An economics graduate student in the West Virginia University College of Business and Economics has won a prestigious academic award.

Juan Sebastian Leguizamon was named the Barry M. Moriarty Student Paper Winner for his paper “Yardstick Competition and Government Political Structure: Evidence from State Welfare Spending” at a recent meeting of the Southern Regional Science Association in Washington, D.C.

Using per capita data on public welfare expenditures from 1997 to 2006, Leguizamon examined the relationship between political parties in state governments, welfare expenditures and adjoining states’ expenditures for welfare.

According to the literature, because of competition for votes and voters, politicians look at adjoining states’ expenditures for welfare before making decisions on welfare expenditures in their states.

“Based on the data, I find that politicians not only look at neighboring states before setting the levels of public expenditures in their home state, but such interdependence among U.S. states varies according to the structure of political structure. In other words, when compared to state governments that are politically divided, unified state governments react differently to neighboring states’ policies,” said Leguizamon, who is from Bogota, Colombia.

Leguizamon, who is in his fourth year of graduate studies, has worked for the Bureau of Business and Economic Research as a research assistant where he co-authored several reports, including two on the work experience of college graduates in West Virginia.

He has been teaching undergraduate courses in economics at WVU for three semesters. His research interests are public economics, urban/regional economics, and applied econometrics. His faculty mentors are Dr. Russ Sobel and Dr. Donald Lacombe.
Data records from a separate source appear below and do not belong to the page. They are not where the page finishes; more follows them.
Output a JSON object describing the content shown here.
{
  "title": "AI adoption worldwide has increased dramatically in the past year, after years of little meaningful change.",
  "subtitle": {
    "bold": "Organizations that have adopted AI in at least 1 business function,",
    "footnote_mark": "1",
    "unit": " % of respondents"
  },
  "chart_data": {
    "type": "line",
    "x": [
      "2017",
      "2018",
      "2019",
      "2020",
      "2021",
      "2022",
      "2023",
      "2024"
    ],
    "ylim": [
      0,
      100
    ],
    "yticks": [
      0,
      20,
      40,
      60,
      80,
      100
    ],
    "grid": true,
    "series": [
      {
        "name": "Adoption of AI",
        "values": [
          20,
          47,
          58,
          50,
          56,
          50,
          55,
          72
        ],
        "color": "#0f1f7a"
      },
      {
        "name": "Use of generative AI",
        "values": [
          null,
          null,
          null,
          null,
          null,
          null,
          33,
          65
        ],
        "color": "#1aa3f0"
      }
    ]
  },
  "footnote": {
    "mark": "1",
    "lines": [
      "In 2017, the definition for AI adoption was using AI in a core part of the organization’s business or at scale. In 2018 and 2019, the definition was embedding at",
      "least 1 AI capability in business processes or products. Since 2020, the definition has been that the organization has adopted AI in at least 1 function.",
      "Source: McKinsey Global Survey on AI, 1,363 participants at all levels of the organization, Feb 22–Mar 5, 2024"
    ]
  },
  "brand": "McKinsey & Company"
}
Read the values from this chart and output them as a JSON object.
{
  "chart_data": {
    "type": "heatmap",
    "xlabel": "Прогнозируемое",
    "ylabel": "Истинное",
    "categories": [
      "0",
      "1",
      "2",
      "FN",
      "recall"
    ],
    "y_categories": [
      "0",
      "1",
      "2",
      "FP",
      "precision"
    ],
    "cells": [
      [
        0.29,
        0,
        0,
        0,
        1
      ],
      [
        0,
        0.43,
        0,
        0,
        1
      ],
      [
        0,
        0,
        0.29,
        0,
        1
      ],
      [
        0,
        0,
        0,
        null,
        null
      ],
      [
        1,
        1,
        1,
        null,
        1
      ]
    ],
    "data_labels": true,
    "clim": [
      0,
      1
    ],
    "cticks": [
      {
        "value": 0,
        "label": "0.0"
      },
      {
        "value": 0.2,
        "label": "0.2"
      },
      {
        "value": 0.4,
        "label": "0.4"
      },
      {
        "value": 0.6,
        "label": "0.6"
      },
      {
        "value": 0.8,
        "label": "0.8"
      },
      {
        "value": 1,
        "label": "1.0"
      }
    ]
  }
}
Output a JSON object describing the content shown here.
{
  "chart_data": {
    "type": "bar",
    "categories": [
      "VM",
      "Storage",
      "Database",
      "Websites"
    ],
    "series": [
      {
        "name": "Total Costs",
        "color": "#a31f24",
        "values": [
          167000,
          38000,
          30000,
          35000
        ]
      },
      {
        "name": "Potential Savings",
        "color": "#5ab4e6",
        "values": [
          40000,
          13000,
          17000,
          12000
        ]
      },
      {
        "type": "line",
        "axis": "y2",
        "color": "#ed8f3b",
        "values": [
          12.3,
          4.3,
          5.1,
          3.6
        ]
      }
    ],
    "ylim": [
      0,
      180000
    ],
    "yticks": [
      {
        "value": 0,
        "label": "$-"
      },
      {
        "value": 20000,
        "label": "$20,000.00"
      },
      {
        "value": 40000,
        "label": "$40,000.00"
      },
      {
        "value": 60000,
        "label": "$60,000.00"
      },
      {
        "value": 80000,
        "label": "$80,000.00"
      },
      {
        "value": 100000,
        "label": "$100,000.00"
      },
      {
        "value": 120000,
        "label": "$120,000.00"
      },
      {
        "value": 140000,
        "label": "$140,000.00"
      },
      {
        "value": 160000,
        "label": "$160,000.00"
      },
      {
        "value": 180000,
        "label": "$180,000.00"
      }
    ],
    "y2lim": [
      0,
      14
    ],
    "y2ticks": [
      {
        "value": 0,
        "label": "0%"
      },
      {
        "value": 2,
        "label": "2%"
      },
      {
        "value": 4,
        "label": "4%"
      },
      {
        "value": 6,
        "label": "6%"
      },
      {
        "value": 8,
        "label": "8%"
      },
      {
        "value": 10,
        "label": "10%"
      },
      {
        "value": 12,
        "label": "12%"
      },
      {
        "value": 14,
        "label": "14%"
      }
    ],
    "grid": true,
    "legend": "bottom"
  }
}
“Sebastian was the first graduate student I worked with at WVU and had learned a lot of spatial econometrics on his own without any formal classes in the subject,” Lacombe said. “WVU has had a long tradition in supporting graduate students interested in spatial analysis and its continued commitment to this area is bearing fruit. Sebastian’s award will hopefully be the start of many successful future endeavors in this area.”